I am experimenting with lambdas and the fact that different lambda expressions have different types, even though they are the same. Consider this code

#include <iostream>

template <typename T> void once(T t){
    static bool first_call = true;
    if (first_call) t();
    first_call = false;
}

int main() {    
    int counter = 0;
    auto a = [&counter](){counter++;};
    once(a);
    once(a);
    std::cout << counter;              // 1

    auto b = a;                        // same type
    once(b);
    std::cout << counter;              // 1

    auto c = [&counter](){counter++;}; // different type
    once(c);
    once(c);               
    std::cout << counter;              // 2
}

This prints 112, ie a and b are of course of same type and c has a different type.

Is the compiler allowed to let c be of the same type than a?

I mean the expressions are identical and it would be an obvious optimization.

PS: In case the capture prevents such an optimization, then what about lambdas without capture?

related: what is the type signature of a c++11/1y lambda function? and Can the 'type' of a lambda expression be expressed?

Answer 1

Is the compiler allowed to let c be of the same type than a?

No. [&counter](){counter++;} is a lambda expression and per [expr.prim.lambda.closure]/1:

The type of a lambda-expression (which is also the type of the closure object) is a unique, unnamed non-union class type, called the closure type, whose properties are described below.

So, for each lambda expression, even if it is identical to a previous one, you will get a unique type.
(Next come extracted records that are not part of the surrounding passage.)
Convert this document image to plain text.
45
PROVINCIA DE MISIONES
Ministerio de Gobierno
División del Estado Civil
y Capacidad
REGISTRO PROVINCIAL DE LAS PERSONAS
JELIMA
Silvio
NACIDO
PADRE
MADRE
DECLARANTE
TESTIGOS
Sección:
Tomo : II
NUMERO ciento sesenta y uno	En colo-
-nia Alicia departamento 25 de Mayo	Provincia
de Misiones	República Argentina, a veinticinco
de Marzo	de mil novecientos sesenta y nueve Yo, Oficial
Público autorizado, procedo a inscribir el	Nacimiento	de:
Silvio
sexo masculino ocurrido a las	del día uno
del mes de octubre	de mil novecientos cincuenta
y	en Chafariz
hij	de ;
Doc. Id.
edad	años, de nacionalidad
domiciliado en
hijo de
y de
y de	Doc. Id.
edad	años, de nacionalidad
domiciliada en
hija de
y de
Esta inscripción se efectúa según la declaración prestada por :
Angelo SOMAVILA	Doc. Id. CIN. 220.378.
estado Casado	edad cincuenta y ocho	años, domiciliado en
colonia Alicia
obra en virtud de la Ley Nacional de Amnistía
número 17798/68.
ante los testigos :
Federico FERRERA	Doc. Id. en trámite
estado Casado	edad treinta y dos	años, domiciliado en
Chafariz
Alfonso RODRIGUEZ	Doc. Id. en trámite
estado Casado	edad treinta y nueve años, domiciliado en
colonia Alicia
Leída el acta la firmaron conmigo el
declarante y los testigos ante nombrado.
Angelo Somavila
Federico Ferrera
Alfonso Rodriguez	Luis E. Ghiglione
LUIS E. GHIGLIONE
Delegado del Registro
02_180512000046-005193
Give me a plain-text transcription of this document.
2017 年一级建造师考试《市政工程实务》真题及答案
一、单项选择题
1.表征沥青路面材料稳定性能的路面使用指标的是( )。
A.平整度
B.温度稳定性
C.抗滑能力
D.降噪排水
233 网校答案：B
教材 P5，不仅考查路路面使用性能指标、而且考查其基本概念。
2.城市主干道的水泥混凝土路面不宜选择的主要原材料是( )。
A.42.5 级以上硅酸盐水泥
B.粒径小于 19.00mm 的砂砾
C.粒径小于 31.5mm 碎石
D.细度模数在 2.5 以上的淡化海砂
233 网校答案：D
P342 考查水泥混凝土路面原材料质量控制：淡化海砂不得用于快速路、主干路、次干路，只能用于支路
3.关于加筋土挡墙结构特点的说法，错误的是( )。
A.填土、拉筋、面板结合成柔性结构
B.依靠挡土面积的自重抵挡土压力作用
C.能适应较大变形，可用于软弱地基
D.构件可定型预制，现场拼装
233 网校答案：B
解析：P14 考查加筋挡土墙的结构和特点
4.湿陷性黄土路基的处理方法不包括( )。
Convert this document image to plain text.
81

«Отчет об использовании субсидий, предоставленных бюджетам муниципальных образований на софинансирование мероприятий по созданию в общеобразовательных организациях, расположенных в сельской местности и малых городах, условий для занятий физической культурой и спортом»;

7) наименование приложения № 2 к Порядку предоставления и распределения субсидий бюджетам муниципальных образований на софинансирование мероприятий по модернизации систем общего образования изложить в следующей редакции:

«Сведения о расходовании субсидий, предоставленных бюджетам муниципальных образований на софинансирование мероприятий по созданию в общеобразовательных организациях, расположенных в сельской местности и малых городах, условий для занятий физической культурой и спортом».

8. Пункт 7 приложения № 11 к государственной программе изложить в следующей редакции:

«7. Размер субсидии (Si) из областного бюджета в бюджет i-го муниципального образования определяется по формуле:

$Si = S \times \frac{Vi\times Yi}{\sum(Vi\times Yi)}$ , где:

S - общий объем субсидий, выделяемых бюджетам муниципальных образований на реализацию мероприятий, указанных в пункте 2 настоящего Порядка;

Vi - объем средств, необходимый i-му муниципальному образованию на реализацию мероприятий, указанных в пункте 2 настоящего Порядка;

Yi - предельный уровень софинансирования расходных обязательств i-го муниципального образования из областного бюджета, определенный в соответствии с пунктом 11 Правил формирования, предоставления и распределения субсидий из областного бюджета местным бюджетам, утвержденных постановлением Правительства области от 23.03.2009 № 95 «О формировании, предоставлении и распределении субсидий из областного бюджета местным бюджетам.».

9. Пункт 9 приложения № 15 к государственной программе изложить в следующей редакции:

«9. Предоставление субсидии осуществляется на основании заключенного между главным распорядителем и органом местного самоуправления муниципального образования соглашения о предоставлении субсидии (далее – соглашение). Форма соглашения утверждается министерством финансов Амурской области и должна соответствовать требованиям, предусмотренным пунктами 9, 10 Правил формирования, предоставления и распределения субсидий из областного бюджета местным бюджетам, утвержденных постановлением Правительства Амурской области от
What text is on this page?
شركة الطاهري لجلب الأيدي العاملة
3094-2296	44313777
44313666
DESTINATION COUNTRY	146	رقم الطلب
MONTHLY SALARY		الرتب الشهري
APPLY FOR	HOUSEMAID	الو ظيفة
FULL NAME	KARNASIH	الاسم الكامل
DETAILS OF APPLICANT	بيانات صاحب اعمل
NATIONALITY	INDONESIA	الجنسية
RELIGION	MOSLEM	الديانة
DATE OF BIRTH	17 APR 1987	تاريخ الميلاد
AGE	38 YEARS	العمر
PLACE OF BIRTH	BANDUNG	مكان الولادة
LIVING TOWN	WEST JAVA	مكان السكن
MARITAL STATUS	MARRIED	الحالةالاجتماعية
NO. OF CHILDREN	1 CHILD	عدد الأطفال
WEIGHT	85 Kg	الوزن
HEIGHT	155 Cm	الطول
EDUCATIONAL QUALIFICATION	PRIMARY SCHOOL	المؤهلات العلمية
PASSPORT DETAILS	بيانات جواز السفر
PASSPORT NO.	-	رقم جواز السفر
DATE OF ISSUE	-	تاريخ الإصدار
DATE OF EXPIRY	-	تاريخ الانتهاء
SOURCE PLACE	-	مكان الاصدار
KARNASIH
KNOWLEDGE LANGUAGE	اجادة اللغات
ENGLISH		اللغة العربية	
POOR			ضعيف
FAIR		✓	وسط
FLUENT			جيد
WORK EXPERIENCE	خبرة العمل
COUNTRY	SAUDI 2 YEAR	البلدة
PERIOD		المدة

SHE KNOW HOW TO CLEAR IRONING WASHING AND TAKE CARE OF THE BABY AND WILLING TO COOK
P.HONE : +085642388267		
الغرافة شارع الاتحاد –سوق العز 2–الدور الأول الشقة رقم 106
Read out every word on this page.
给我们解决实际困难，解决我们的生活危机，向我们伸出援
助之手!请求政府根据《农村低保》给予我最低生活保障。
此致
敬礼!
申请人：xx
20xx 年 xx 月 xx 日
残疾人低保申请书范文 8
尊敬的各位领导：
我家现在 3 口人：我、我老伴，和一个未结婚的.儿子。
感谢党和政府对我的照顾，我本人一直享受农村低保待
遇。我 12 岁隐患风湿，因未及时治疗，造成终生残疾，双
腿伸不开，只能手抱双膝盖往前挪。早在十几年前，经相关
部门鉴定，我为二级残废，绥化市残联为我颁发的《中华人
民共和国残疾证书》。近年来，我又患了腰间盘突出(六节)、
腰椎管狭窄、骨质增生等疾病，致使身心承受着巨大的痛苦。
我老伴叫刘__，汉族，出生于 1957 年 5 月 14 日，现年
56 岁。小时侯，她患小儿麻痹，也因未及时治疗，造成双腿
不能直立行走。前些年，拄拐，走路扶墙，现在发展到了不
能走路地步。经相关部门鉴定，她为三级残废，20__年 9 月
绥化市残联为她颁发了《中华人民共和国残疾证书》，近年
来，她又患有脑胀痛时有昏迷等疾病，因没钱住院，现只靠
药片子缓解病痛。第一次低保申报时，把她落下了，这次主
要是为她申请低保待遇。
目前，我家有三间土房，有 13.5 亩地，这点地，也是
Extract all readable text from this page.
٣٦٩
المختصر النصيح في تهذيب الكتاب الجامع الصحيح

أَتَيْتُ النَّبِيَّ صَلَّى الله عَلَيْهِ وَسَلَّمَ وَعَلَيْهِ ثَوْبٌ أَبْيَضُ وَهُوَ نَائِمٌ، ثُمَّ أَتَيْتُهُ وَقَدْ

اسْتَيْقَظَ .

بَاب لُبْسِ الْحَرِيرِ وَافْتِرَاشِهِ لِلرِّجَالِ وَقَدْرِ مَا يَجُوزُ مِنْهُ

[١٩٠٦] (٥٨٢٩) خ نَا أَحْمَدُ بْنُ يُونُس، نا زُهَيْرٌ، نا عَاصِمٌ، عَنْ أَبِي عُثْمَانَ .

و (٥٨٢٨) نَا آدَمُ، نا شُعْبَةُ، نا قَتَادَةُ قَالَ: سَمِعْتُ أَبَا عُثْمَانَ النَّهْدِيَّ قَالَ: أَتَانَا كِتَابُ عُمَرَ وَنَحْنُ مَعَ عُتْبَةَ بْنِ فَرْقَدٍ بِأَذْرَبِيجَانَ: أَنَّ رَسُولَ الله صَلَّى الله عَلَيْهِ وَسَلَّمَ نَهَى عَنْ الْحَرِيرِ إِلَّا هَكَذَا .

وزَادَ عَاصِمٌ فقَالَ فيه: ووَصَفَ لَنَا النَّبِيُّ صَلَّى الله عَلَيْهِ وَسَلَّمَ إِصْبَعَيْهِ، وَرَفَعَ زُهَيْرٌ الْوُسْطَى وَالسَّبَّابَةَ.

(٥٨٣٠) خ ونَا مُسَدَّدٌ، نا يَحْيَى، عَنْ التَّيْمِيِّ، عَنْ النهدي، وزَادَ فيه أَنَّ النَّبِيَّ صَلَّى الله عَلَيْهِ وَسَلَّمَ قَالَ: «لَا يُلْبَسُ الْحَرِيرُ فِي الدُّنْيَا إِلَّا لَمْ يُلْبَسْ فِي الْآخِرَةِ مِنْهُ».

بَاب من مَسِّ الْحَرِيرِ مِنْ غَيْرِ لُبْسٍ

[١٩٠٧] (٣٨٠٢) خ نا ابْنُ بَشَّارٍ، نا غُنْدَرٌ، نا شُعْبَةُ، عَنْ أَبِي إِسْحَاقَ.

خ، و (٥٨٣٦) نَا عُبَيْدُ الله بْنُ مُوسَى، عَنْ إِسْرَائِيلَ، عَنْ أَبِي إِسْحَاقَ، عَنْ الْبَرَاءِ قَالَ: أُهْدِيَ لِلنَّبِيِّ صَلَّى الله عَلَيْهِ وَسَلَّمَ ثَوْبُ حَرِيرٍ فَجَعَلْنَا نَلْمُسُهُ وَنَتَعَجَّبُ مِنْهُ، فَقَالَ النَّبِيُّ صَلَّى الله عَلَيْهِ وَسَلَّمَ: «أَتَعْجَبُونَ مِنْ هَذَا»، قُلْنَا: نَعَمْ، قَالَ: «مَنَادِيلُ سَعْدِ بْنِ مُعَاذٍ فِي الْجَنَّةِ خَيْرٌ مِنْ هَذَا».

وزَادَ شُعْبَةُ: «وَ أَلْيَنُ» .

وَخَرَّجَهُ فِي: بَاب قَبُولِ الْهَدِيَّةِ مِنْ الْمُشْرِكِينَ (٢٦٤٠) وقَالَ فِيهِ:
You can use typeid to check that this is the case like:

#include <iostream>
#include <typeinfo>

template <typename T> void once(T t){
    static bool first_call = true;
    std::cout << typeid(t).name() << std::endl;
    if (first_call) {
        t();
    }
    first_call = false;
}

int main() {    
    int counter = 0;
    auto a = [&counter](){counter++;};
    once(a);
    once(a);
    std::cout << counter << std::endl; // 1

    auto b = a;                        // same type
    once(b);
    std::cout << counter << std::endl; // 1

    auto c = [&counter](){counter++;}; // different type
    once(c);
    once(c);               
    std::cout << counter << std::endl; // 2
}

result:

Z4mainEUlvE_                                                                                                          
Z4mainEUlvE_                                                                                                          
1                                                                                                                     
Z4mainEUlvE_                                                                                                          
1                                                                                                                     
Z4mainEUlvE0_                                                                                                         
Z4mainEUlvE0_                                                                                                         
2

and you can see there are two function template instantiations.